Department of Mathematics

Proposed Project for the MSU Industrial Math Students

Steelcase, Inc.

Multi-Lens Study: Making Sense of Mixed Data to Understand Dynamics of the Office

Background:

Steelcase has developed a proprietary sensing capability that goes beyond traditional approaches. In addition to placing passive infrared sensors throughout office spaces to measure usage of the space, we provide customers with a mixed methodology including surveys as well as multiple types of sensors. The capability also includes mapping patterns of movement through the space and identifying key metrics from floor plans of the spaces that are studied.

Impact:

Steelcase customers are leading customers and vary by size, industry, region, and culture. These customers engage Steelcase in order to measure their space and employee perceptions. The data they receive from Steelcase is a critical element in their decision making on real estate and facility decisions worth millions of dollars. The outcomes of the study will 1) add to the data that customers use to make these million dollar decisions 2) help Steelcase continue to develop the offering to customers and expand and extend the data that we make available to them 3) help Steelcase frame and market the capability to customers, and 4) contribute to Steelcase’s next evolution of the capability.

Types of Data:

We are particularly interested in finding ways to connect and correlate differing sets of data from multiple sources and multiple companies.

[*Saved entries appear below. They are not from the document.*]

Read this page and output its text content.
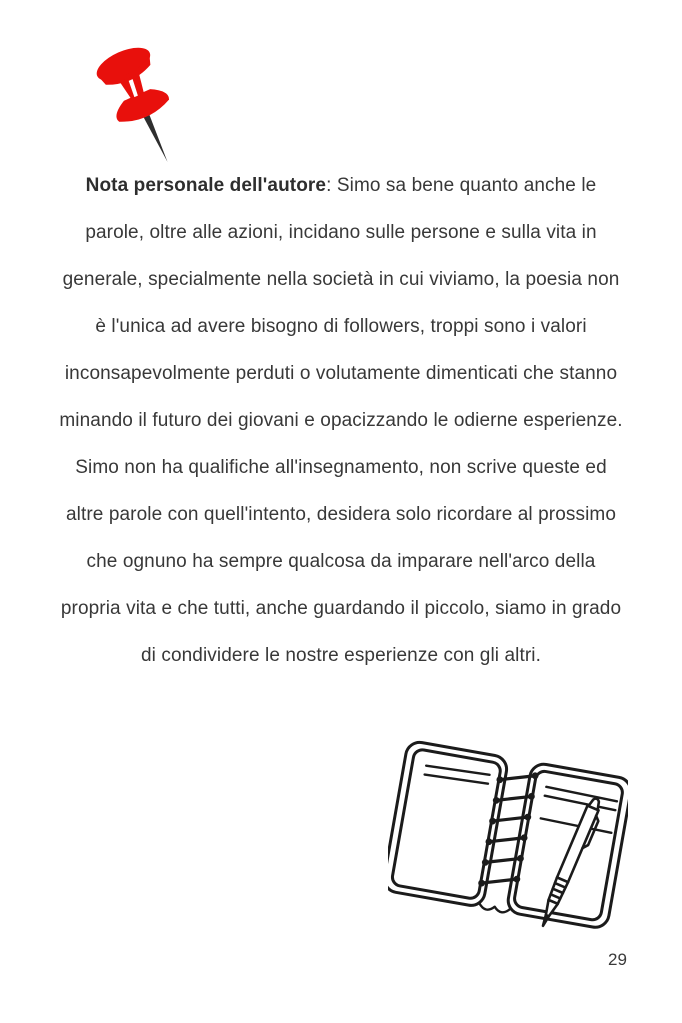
Nota personale dell'autore: Simo sa bene quanto anche le parole, oltre alle azioni, incidano sulle persone e sulla vita in generale, specialmente nella società in cui viviamo, la poesia non è l'unica ad avere bisogno di followers, troppi sono i valori inconsapevolmente perduti o volutamente dimenticati che stanno minando il futuro dei giovani e opacizzando le odierne esperienze.

Simo non ha qualifiche all'insegnamento, non scrive queste ed altre parole con quell'intento, desidera solo ricordare al prossimo che ognuno ha sempre qualcosa da imparare nell'arco della propria vita e che tutti, anche guardando il piccolo, siamo in grado di condividere le nostre esperienze con gli altri.

29
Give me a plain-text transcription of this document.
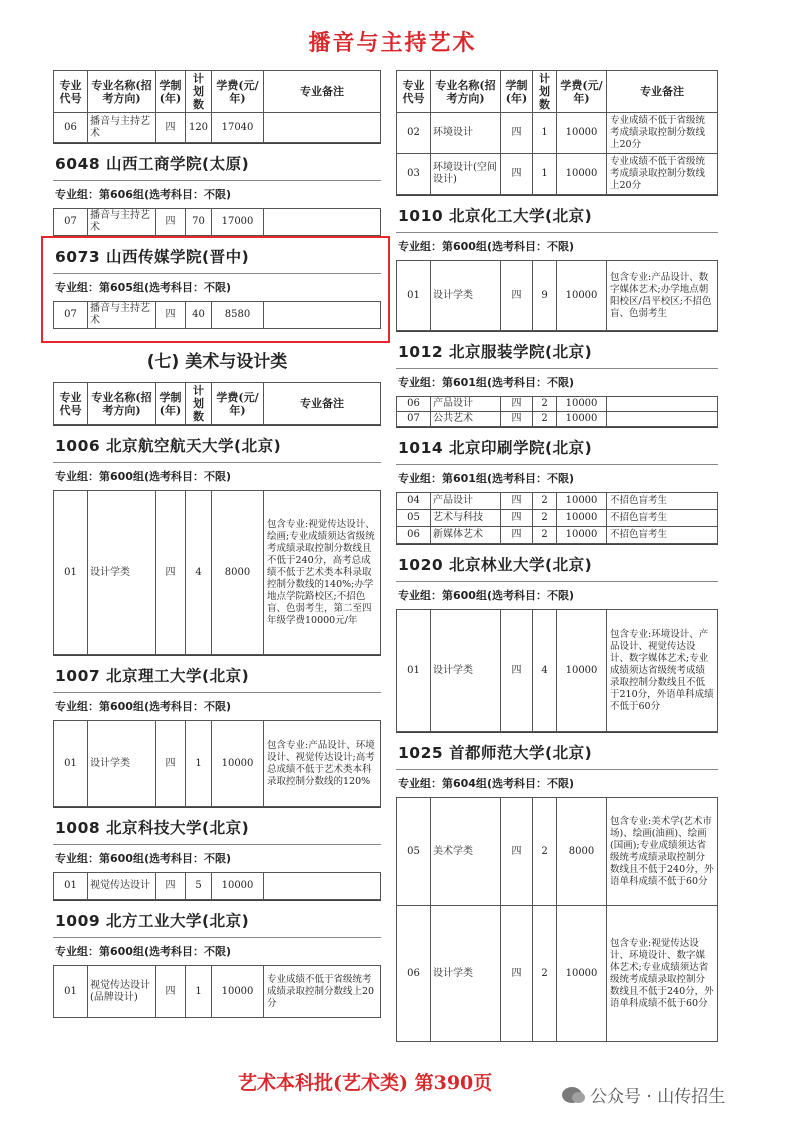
播音与主持艺术
专业代号	专业名称(招考方向)	学制(年)	计划数	学费(元/年)	专业备注
06	播音与主持艺术	四	120	17040	
6048 山西工商学院(太原)
专业组：第606组(选考科目：不限)
07	播音与主持艺术	四	70	17000	
6073 山西传媒学院(晋中)
专业组：第605组(选考科目：不限)
07	播音与主持艺术	四	40	8580	
(七) 美术与设计类
专业代号	专业名称(招考方向)	学制(年)	计划数	学费(元/年)	专业备注
1006 北京航空航天大学(北京)
专业组：第600组(选考科目：不限)
01	设计学类	四	4	8000	包含专业:视觉传达设计、绘画;专业成绩须达省级统考成绩录取控制分数线且不低于240分，高考总成绩不低于艺术类本科录取控制分数线的140%;办学地点学院路校区;不招色盲、色弱考生，第二至四年级学费10000元/年
1007 北京理工大学(北京)
专业组：第600组(选考科目：不限)
01	设计学类	四	1	10000	包含专业:产品设计、环境设计、视觉传达设计;高考总成绩不低于艺术类本科录取控制分数线的120%
1008 北京科技大学(北京)
专业组：第600组(选考科目：不限)
01	视觉传达设计	四	5	10000	
1009 北方工业大学(北京)
专业组：第600组(选考科目：不限)
01	视觉传达设计(品牌设计)	四	1	10000	专业成绩不低于省级统考成绩录取控制分数线上20分
专业代号	专业名称(招考方向)	学制(年)	计划数	学费(元/年)	专业备注
02	环境设计	四	1	10000	专业成绩不低于省级统考成绩录取控制分数线上20分
03	环境设计(空间设计)	四	1	10000	专业成绩不低于省级统考成绩录取控制分数线上20分
1010 北京化工大学(北京)
专业组：第600组(选考科目：不限)
01	设计学类	四	9	10000	包含专业:产品设计、数字媒体艺术;办学地点朝阳校区/昌平校区;不招色盲、色弱考生
1012 北京服装学院(北京)
专业组：第601组(选考科目：不限)
06	产品设计	四	2	10000	
07	公共艺术	四	2	10000	
1014 北京印刷学院(北京)
专业组：第601组(选考科目：不限)
04	产品设计	四	2	10000	不招色盲考生
05	艺术与科技	四	2	10000	不招色盲考生
06	新媒体艺术	四	2	10000	不招色盲考生
1020 北京林业大学(北京)
专业组：第600组(选考科目：不限)
01	设计学类	四	4	10000	包含专业:环境设计、产品设计、视觉传达设计、数字媒体艺术;专业成绩须达省级统考成绩录取控制分数线且不低于210分，外语单科成绩不低于60分
1025 首都师范大学(北京)
专业组：第604组(选考科目：不限)
05	美术学类	四	2	8000	包含专业:美术学(艺术市场)、绘画(油画)、绘画(国画);专业成绩须达省级统考成绩录取控制分数线且不低于240分，外语单科成绩不低于60分
06	设计学类	四	2	10000	包含专业:视觉传达设计、环境设计、数字媒体艺术;专业成绩须达省级统考成绩录取控制分数线且不低于240分，外语单科成绩不低于60分
艺术本科批(艺术类) 第390页
公众号 · 山传招生
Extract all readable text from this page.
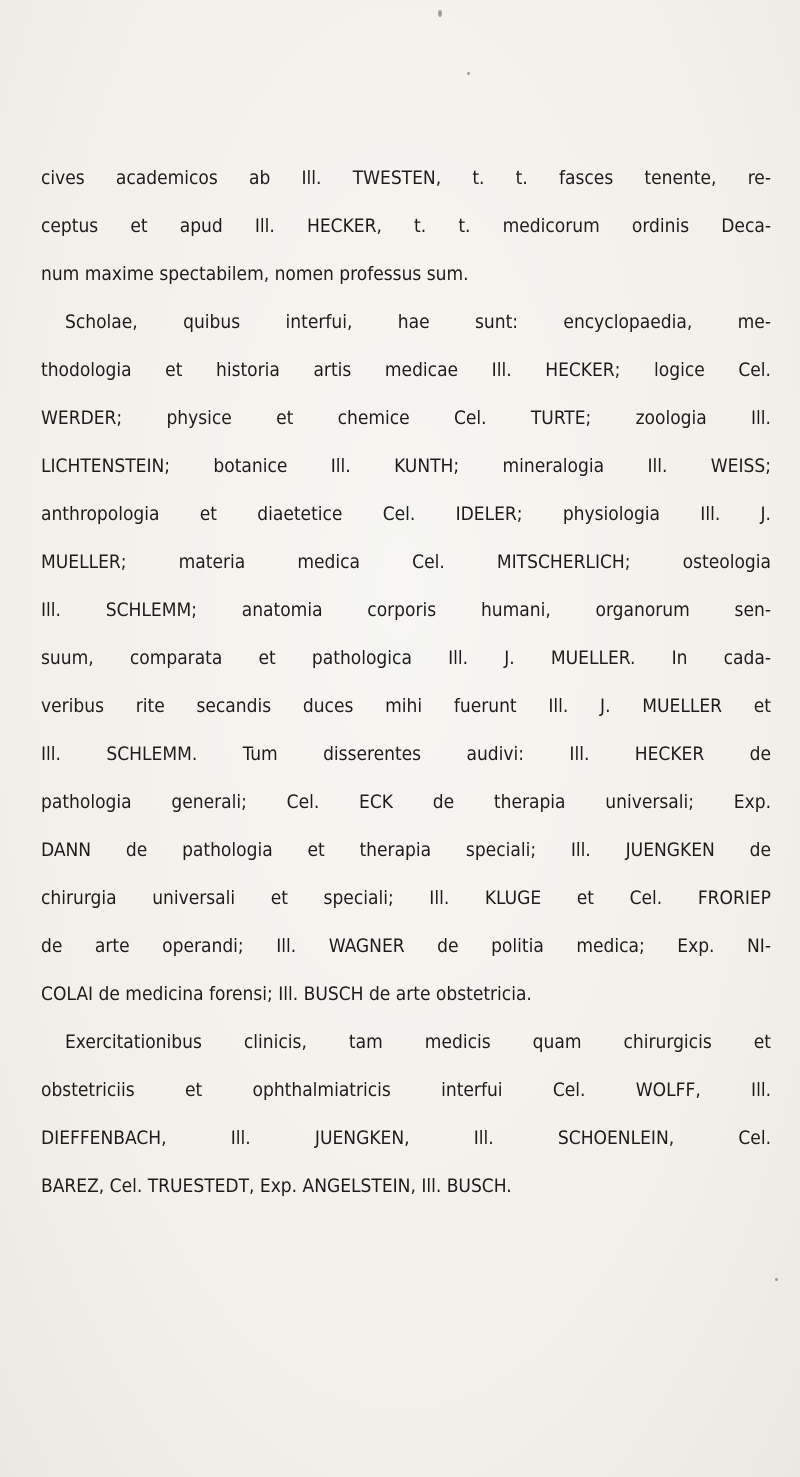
cives academicos ab Ill. TWESTEN, t. t. fasces tenente, re-
ceptus et apud Ill. HECKER, t. t. medicorum ordinis Deca-
num maxime spectabilem, nomen professus sum.
Scholae, quibus interfui, hae sunt: encyclopaedia, me-
thodologia et historia artis medicae Ill. HECKER; logice Cel.
WERDER; physice et chemice Cel. TURTE; zoologia Ill.
LICHTENSTEIN; botanice Ill. KUNTH; mineralogia Ill. WEISS;
anthropologia et diaetetice Cel. IDELER; physiologia Ill. J.
MUELLER; materia medica Cel. MITSCHERLICH; osteologia
Ill. SCHLEMM; anatomia corporis humani, organorum sen-
suum, comparata et pathologica Ill. J. MUELLER. In cada-
veribus rite secandis duces mihi fuerunt Ill. J. MUELLER et
Ill. SCHLEMM. Tum disserentes audivi: Ill. HECKER de
pathologia generali; Cel. ECK de therapia universali; Exp.
DANN de pathologia et therapia speciali; Ill. JUENGKEN de
chirurgia universali et speciali; Ill. KLUGE et Cel. FRORIEP
de arte operandi; Ill. WAGNER de politia medica; Exp. NI-
COLAI de medicina forensi; Ill. BUSCH de arte obstetricia.
Exercitationibus clinicis, tam medicis quam chirurgicis et
obstetriciis et ophthalmiatricis interfui Cel. WOLFF, Ill.
DIEFFENBACH, Ill. JUENGKEN, Ill. SCHOENLEIN, Cel.
BAREZ, Cel. TRUESTEDT, Exp. ANGELSTEIN, Ill. BUSCH.
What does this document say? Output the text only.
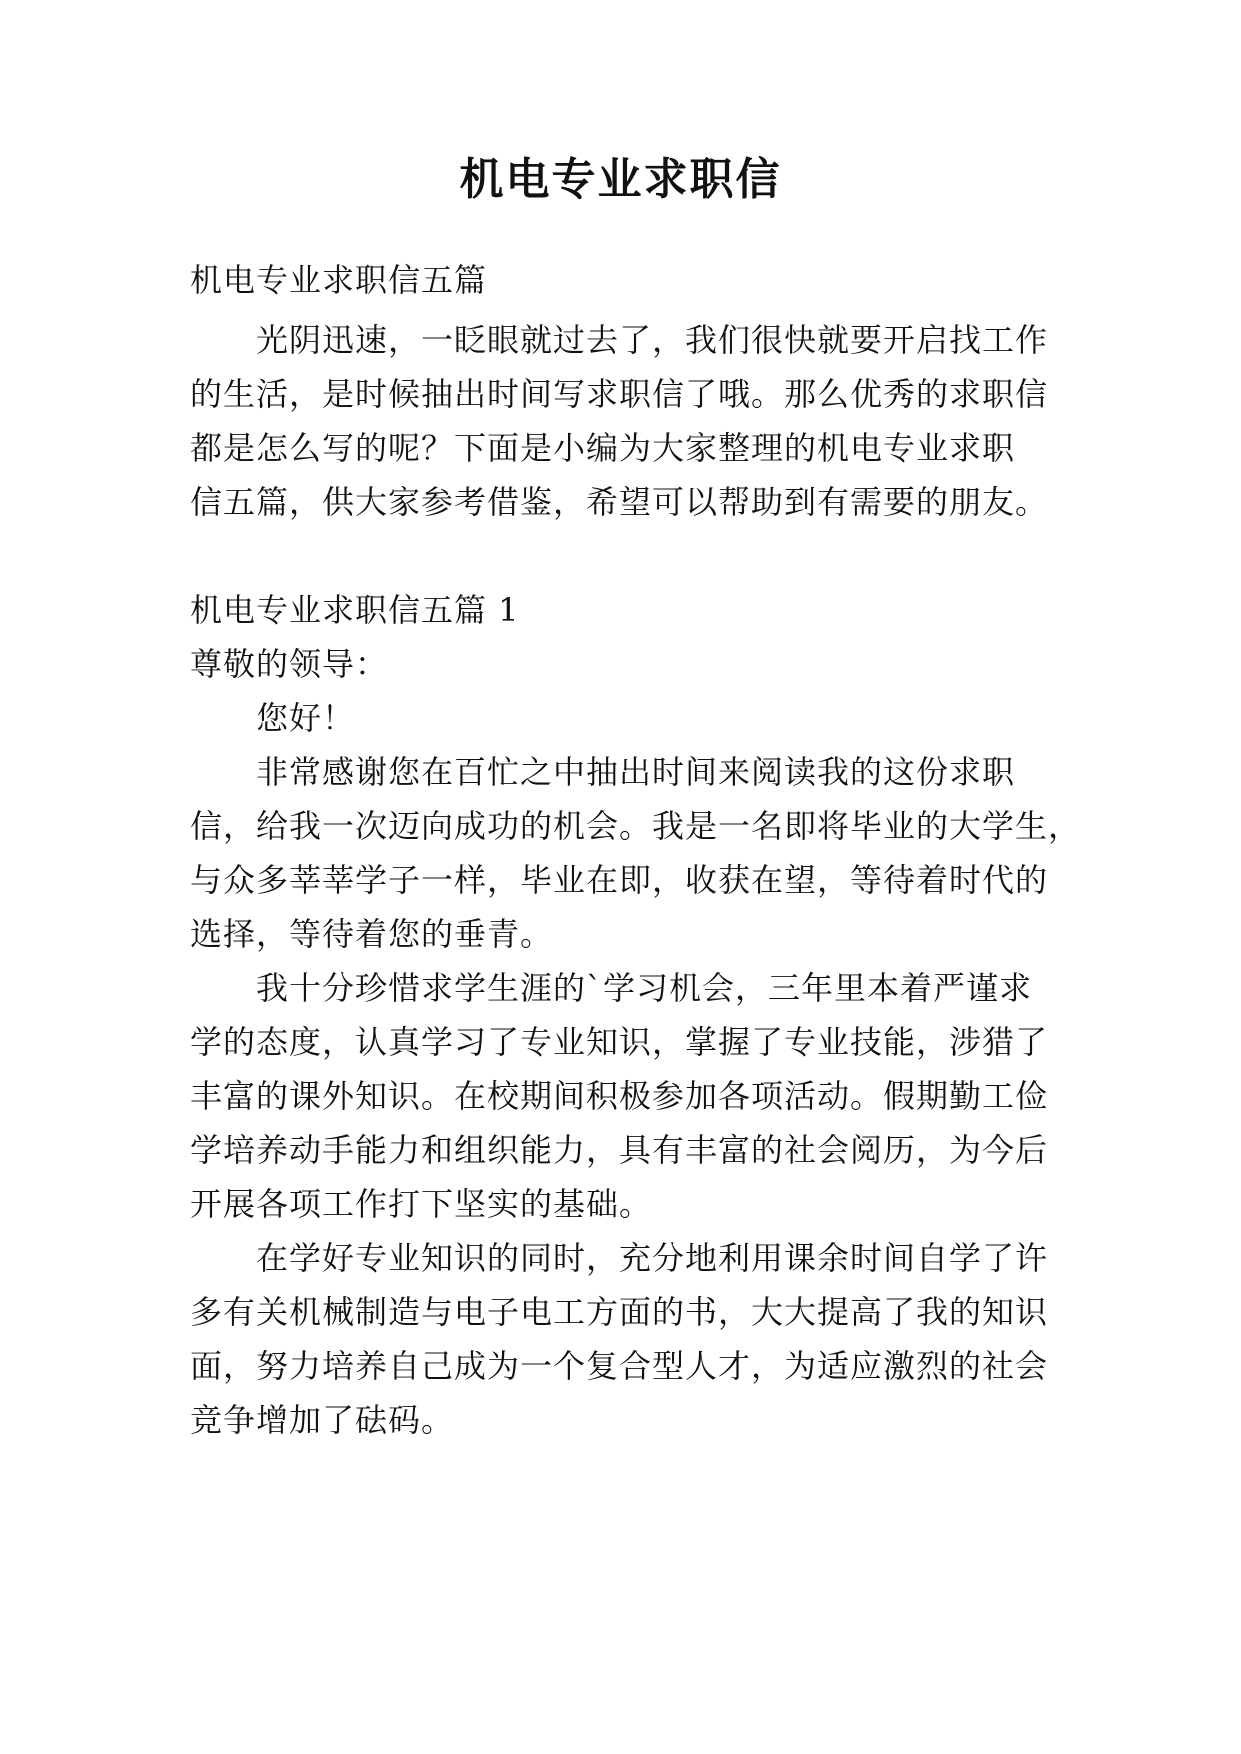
机电专业求职信

机电专业求职信五篇

光阴迅速，一眨眼就过去了，我们很快就要开启找工作

的生活，是时候抽出时间写求职信了哦。那么优秀的求职信

都是怎么写的呢？下面是小编为大家整理的机电专业求职

信五篇，供大家参考借鉴，希望可以帮助到有需要的朋友。

机电专业求职信五篇 1

尊敬的领导：

您好！

非常感谢您在百忙之中抽出时间来阅读我的这份求职

信，给我一次迈向成功的机会。我是一名即将毕业的大学生，

与众多莘莘学子一样，毕业在即，收获在望，等待着时代的

选择，等待着您的垂青。

我十分珍惜求学生涯的`学习机会，三年里本着严谨求

学的态度，认真学习了专业知识，掌握了专业技能，涉猎了

丰富的课外知识。在校期间积极参加各项活动。假期勤工俭

学培养动手能力和组织能力，具有丰富的社会阅历，为今后

开展各项工作打下坚实的基础。

在学好专业知识的同时，充分地利用课余时间自学了许

多有关机械制造与电子电工方面的书，大大提高了我的知识

面，努力培养自己成为一个复合型人才，为适应激烈的社会

竞争增加了砝码。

  • Sensing data from sensors installed in office space – related to usage and occupancy
  • Sensing data from sensors installed in the office space – related to the preferred traits associated with the space
  • Survey data from participant responses to questionnaires
  • Data from floor plans that can be coded in order to connect it with the sensing data (ex. Types of space, adjacencies, square footage, etc.)
  • Space syntax data – patterns of movement through space that can be coded in order to study in relationship to survey and sensing data

Questions:

The key questions that we’d like to answer through the project include the following:

  • What are the trends in the sensing data across all studies?
  • Based on company performance (from publicly available data), what might we predict about space usage? In other words, when companies perform better, what is the nature of their space usage? What can we predict, recommend, or suggest as best practices from the data?
  • In what ways is space usage driven by traits in the space that people say they prefer? What are the connections between the sensing data (how people behave) and the survey data (what they say)?
  • In what ways is space usage connected to floor plan data and the space syntax data? What are the trends? Can we make any predictions?